Estudo indica que a pandemia vai prolongar-se, pelo menos, até ao final de 2021

Foram criados três modelos de evolução da doença. Nenhum deles prevê um fim no futuro próximo.
Não há regresso à normalidade.

A normalidade, como a conhecíamos antes do início da pandemia é agora uma utopia a curto prazo, já todos sabemos. Os hábitos mudaram, o mundo mudou. O que se percebe agora, de acordo com um estudo recente do Centro de Pesquisas para Doenças Infecciosas (CIDRAP, na sigla original), dos Estados Unidos, é que a pandemia não só não vai terminar, como se vai prolongar por muito mais tempo.

De acordo com a “CNN“, que cita o estudo, só se poderá considerar que a pandemia terminou quando se alcançar a tão desejada imunidade de grupo. Uma situação que, apontam os investigadores, vai demorar entre 18 e 24 meses a acontecer. Ou seja, na melhor das hipóteses, só no final de 2021 é que teremos algum tipo de alívio mais sério das medidas de prevenção.

O estudo desenvolvido vai ainda mais longe e define três cenários possíveis para a evolução da pandemia durante este período de tempo.

O primeiro cenário aponta que esta primeira vaga da pandemia se repita de forma sistemática durante os próximos meses, a começar já no início do verão. Neste cenário, independentemente do clima, a doença vai obrigar a períodos de confinamento e permitir alívios periódicos no isolamento, numa série de vagas com um padrão relativamente consistente.

o segundo cenário aponta para um período de acalmia durante o verão e um regresso em força da doença — eventualmente de uma forma ainda mais violenta — já a partir do outono, que obrigará a um novo período de isolamento prolongado.

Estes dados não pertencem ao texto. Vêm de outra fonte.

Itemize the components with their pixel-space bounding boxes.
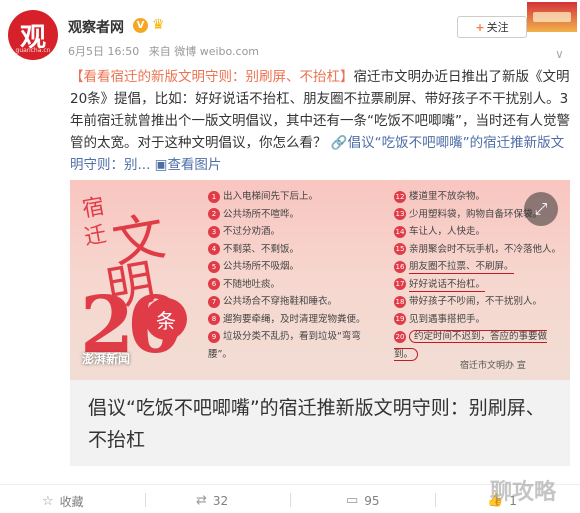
post-topic-link[interactable]: 【看看宿迁的新版文明守则：别刷屏、不抬杠】 [70, 69, 354, 85]
post-date[interactable]: 6月5日 16:50 [68, 45, 139, 58]
collect-label: 收藏 [59, 495, 84, 509]
post-meta: 6月5日 16:50 来自 微博 weibo.com [68, 43, 265, 59]
rule-item: 1 出入电梯间先下后上。 [208, 188, 383, 206]
rule-item: 15 亲朋聚会时不玩手机，不冷落他人。 [394, 243, 562, 255]
photo-source: 澎湃新闻 [82, 352, 131, 366]
divider [145, 493, 146, 507]
avatar-tag: guancha.cn [15, 47, 51, 54]
expand-icon[interactable]: ⤢ [524, 192, 558, 226]
comment-button[interactable]: ▭ 95 [346, 493, 380, 508]
verified-icon: V [133, 18, 148, 33]
rule-item: 5 公共场所不吸烟。 [208, 258, 383, 276]
comment-count: 95 [364, 493, 380, 508]
rule-item: 9 垃圾分类不乱扔，看到垃圾“弯弯腰”。 [208, 330, 361, 360]
rule-item: 17 好好说话不抬杠。 [394, 278, 486, 292]
rule-item: 7 公共场合不穿拖鞋和睡衣。 [208, 293, 383, 311]
comment-icon: ▭ [346, 493, 359, 508]
follow-button[interactable]: + 关注 [457, 16, 527, 38]
image-icon: ▣ [154, 157, 168, 173]
crown-icon: ♛ [152, 17, 165, 33]
festival-banner [527, 2, 577, 32]
post-text: 【看看宿迁的新版文明守则：别刷屏、不抬杠】宿迁市文明办近日推出了新版《文明20条… [70, 66, 575, 176]
repost-button[interactable]: ⇄ 32 [196, 493, 228, 508]
avatar[interactable]: 观 guancha.cn [8, 10, 58, 60]
article-card[interactable]: 宿 文 明 迁 20 条 1 出入电梯间先下后上。 2 公共场所不喧哗。 3 不过分劝… [70, 180, 570, 466]
post-source[interactable]: 来自 微博 weibo.com [149, 45, 259, 58]
rules-list-left: 1 出入电梯间先下后上。 2 公共场所不喧哗。 3 不过分劝酒。 4 不剩菜、不剩饭。 … [208, 188, 383, 363]
rule-item: 4 不剩菜、不剩饭。 [208, 241, 383, 259]
photo-credit: 宿迁市文明办 宣 [460, 361, 526, 371]
watermark: 聊攻略 [490, 480, 557, 505]
rule-item: 19 见到遇事搭把手。 [394, 313, 486, 325]
link-icon: 🔗 [330, 135, 348, 151]
divider [435, 493, 436, 507]
rule-item: 3 不过分劝酒。 [208, 223, 383, 241]
divider [290, 493, 291, 507]
rule-item: 2 公共场所不喧哗。 [208, 206, 383, 224]
photo-char-2: 迁 [82, 222, 109, 251]
rule-item: 6 不随地吐痰。 [208, 276, 383, 294]
rule-item: 16 朋友圈不拉票、不刷屏。 [394, 260, 514, 274]
photo-char-6: 条 [145, 298, 187, 340]
chevron-down-icon[interactable]: ∨ [555, 47, 564, 61]
user-name[interactable]: 观察者网 [68, 17, 124, 37]
repost-count: 32 [212, 493, 229, 508]
collect-button[interactable]: ☆ 收藏 [42, 493, 84, 510]
rule-item: 8 遛狗要牵绳，及时清理宠物粪便。 [208, 311, 383, 329]
follow-label: 关注 [486, 21, 509, 34]
star-icon: ☆ [42, 494, 54, 509]
card-title[interactable]: 倡议“吃饭不吧唧嘴”的宿迁推新版文明守则：别刷屏、不抬杠 [88, 392, 558, 456]
view-images-link[interactable]: 查看图片 [167, 157, 221, 173]
article-photo[interactable]: 宿 文 明 迁 20 条 1 出入电梯间先下后上。 2 公共场所不喧哗。 3 不过分劝… [70, 180, 570, 380]
plus-icon: + [475, 20, 485, 34]
rule-item: 18 带好孩子不吵闹，不干扰别人。 [394, 295, 543, 308]
repost-icon: ⇄ [196, 493, 207, 508]
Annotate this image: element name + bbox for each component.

Este cenário, explicam os investigadores, mostra uma pandemia com um padrão semelhante ao que se registou em 1918 e 1919, durante o período da gripe espanhola. Este cenário é o mais perigoso, sublinham, já que a probabilidade de os sistemas de saúde não aguentarem esta segunda vaga é elevada.

O terceiro modelo é apelidado de “lume brando”. Ou seja, a transmissão da doença mantém-se ativa ao longo de todo o tempo, mas em níveis relativamente baixos e facilmente geríveis por parte das autoridades de saúde. Neste cenário, as pessoas devem manter os cuidados como a utilização de máscaras e o distanciamento na rua e espaços públicos, mas não obrigará a um novo período de isolamento, acreditam os investigadores.

O CIDRAP alerta ainda que todos os governos devem procurar criar condições para que os seus países ultrapassem a pandemia de acordo com o terceiro cenário, mas que devem ser tomadas as medidas necessárias para antecipar um confronto com o cenário mais violento da evolução da doença.